L'art. 24 si riferisce alla tutela processuale dei diritti e perciò se ne può assumere la violazione solo quando il legislatore limitasse ingiustificatamente la difesa processuale d'un diritto da esso stesso attribuito o riconosciuto. Invece, i crediti sottoposti a prescrizione presuntiva sono tali che possono essere fatti valere incondizionatamente coi mezzi forniti dall'ordinamento giuridico (soltanto) quando non sia decorso un certo periodo di tempo. Il titolare di quei crediti ha l'onere di chiederne l'adempimento entro il termine breve indicato dalla legge e, purché lo faccia entro questo termine, la tutela processuale del suo diritto non é diversa da quella di cui beneficiano i titolari di crediti non soggetti a prescrizione presuntiva.

Trascorso il termine, il creditore non potrà ottenere l'adempimento dell'obbligazione se non quando la sussistenza di essa risulti da un'ammissione, comunque determinata, dello stesso debitore (ammissione ex art. 2059 del Cod. civile o giuramento a lui deferito in virtù della norma impugnata). Questa particolare situazione, che deriva sia dalla norma denunciata sia dall'intera disciplina della c. d. prescrizione presuntiva, non importa propriamente una diminuzione ingiustificata della tutela processuale del credito; ma piuttosto influisce, per ragioni connesse con la particolare natura del rapporto, sul relativo diritto, che, non esercitato entro il termine stabilito dalla legge, perde gran parte della sua forza e può farsi valere solo quando ciò sia consentito in ultima istanza dal contegno del debitore: dunque, l'art. 24 della Costituzione non risulta violato.

2. - D'altra parte, il legislatore avrebbe potuto stabilire che, decorso quel termine, il diritto non possa più farsi valere; in tal caso avrebbe ridotto a prescrizione ordinaria o a presunzione assoluta d'estinzione quella che ora é una mera prescrizione presuntiva e nessun principio costituzionale gli avrebbe impedito di farlo: non c'é norma della Costituzione che inibisca alla legge di stabilire termini prescrizionali diversi da diritto a diritto (negli articoli da 2947 a 2953 del Cod. civile, che contengono prescrizioni vere e proprie, il termine é talora così breve come quello delle prescrizioni presuntive).

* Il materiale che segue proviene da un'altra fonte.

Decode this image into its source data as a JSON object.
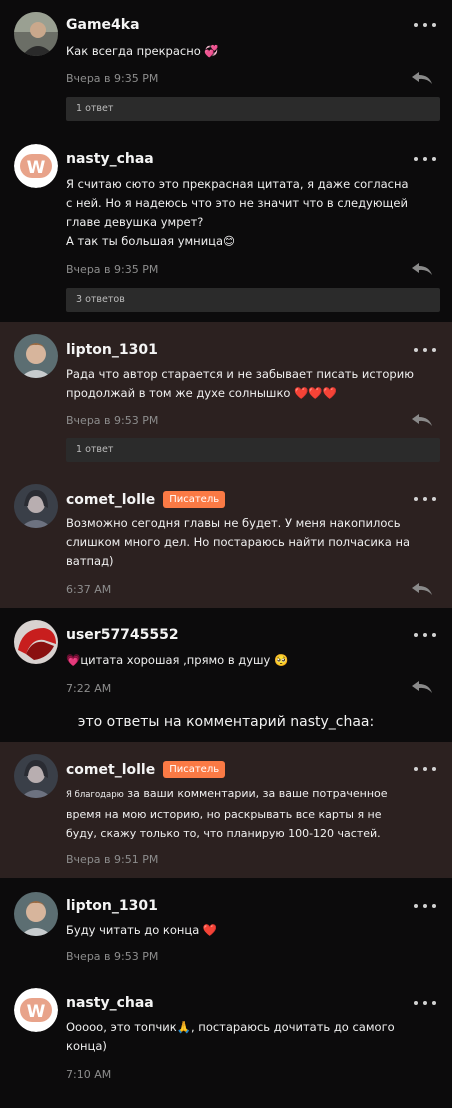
{
  "comments": [
    {
      "username": "Game4ka",
      "text": "Как всегда прекрасно 💞",
      "time": "Вчера в 9:35 PM",
      "replies": "1 ответ",
      "avatar": "man-avatar"
    },
    {
      "username": "nasty_chaa",
      "text": "Я считаю сюто это прекрасная цитата, я даже согласна\nс ней. Но я надеюсь что это не значит что в следующей\nглаве девушка умрет?\nА так ты большая умница😊",
      "time": "Вчера в 9:35 PM",
      "replies": "3 ответов",
      "avatar": "w-logo-avatar"
    },
    {
      "username": "lipton_1301",
      "text": "Рада что автор старается и не забывает писать историю\nпродолжай в том же духе солнышко ❤️❤️❤️",
      "time": "Вчера в 9:53 PM",
      "replies": "1 ответ",
      "avatar": "boy-avatar"
    },
    {
      "username": "comet_lolle",
      "badge": "Писатель",
      "text": "Возможно сегодня главы не будет. У меня накопилось\nслишком много дел. Но постараюсь найти полчасика на\nватпад)",
      "time": "6:37 AM",
      "avatar": "girl-avatar"
    },
    {
      "username": "user57745552",
      "text": "💗цитата хорошая ,прямо в душу 🥺",
      "time": "7:22 AM",
      "avatar": "red-helmet-avatar"
    }
  ],
  "divider": "это ответы на комментарий nasty_chaa:",
  "replies_thread": [
    {
      "username": "comet_lolle",
      "badge": "Писатель",
      "text_small": "Я благодарю",
      "text": " за ваши комментарии, за ваше потраченное\nвремя на мою историю, но раскрывать  все карты я не\nбуду, скажу только то, что планирую 100-120 частей.",
      "time": "Вчера в 9:51 PM",
      "avatar": "girl-avatar"
    },
    {
      "username": "lipton_1301",
      "text": "Буду читать до конца ❤️",
      "time": "Вчера в 9:53 PM",
      "avatar": "boy-avatar"
    },
    {
      "username": "nasty_chaa",
      "text": "Ооооо, это топчик🙏, постараюсь дочитать до самого\nконца)",
      "time": "7:10 AM",
      "avatar": "w-logo-avatar"
    }
  ],
  "colors": {
    "background": "#0c0b0c",
    "highlight": "#2c2120",
    "badge": "#fa7a45",
    "bar": "#2b2b2b"
  }
}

Se non lo ha fatto, é proprio per dare una qualche possibilità di esazione del credito anche decorso quel termine. Perciò si deve escludere che abbia violato il principio d'eguaglianza riposto nell'art. 3 della Costituzione: infatti, una norma che dà un vantaggio al titolare di certi diritti, non può essere dichiarata illegittima soltanto perché questo vantaggio é accordato solo entro certi limiti. Il confronto colle obbligazioni che non sono soggette a prescrizione presuntiva non può più farsi sul piano della legittimità costituzionale una volta constatato che, per quelle sottoposte a prescrizione presuntiva, particolari esigenze hanno suggerito di ridurre col decorso del tempo il potere di imporne l'adempimento: riduzione della quale fra l'altro il creditore non ha da lamentarsi poiché l'avrebbe evitata se avesse esercitato tempestivamente il suo diritto.

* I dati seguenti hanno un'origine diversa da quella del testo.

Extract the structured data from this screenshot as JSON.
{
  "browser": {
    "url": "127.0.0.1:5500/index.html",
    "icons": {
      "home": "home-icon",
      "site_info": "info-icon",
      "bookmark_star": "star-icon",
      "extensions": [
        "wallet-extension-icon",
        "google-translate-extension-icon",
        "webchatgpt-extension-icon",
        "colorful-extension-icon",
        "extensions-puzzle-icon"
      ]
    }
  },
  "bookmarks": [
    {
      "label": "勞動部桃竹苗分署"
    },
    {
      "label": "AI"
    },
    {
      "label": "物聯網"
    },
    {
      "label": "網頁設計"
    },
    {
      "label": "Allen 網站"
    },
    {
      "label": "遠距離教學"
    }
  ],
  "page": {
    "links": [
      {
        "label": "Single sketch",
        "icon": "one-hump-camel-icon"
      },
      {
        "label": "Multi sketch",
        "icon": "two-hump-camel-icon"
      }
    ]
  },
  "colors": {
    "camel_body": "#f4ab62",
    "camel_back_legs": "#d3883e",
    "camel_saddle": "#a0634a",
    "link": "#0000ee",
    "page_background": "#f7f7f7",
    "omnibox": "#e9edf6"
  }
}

3. - Il legislatore ha stabilito che il decorso del termine non dia luogo né a una presunzione relativa, superabile con qualunque mezzo di prova, né a una presunzione assoluta. Esso si é tenuto fedele a una soluzione intermedia ed ha riconosciuto che la presunzione possa superarsi, ma (solo) con mezzi di prova lasciati alla coscienza e al contegno del debitore. Evidentemente la soluzione é stata imposta dalla necessità di dare una disciplina particolare a situazioni particolari, cioè da motivi il cui sindacato é sottratto al giudizio di questa Corte anche perché la loro ragionevolezza é in certo senso provata dalla stessa vitalità dell'istituto, oramai secolare.  

PER QUESTI MOTIVI

LA CORTE COSTITUZIONALE 

dichiara non fondata la questione di legittimità costituzionale dell'art. 2960 del Cod. civile, proposta con ordinanza del 15 luglio 1961, in riferimento agli artt. 3 e 24 della Costituzione.  

Così deciso in Roma, nella sede della Corte costituzionale, Palazzo della Consulta, il 7 giugno 1962.

Giuseppe CAPPI - Gaspare AMBROSINI - Mario COSATTI - Francesco Pantaleo GABRIELI - Giuseppe CASTELLI AVOLIO - Antonino PAPALDO - Nicola JAEGER - Giovanni CASSANDRO - Antonio MANCA - Aldo SANDULLI - Giuseppe BRANCA - Michele FRAGALI - Costantino MORTATI - Giuseppe CHIARELLI

 

Depositata in cancelleria il 14 giugno 1962.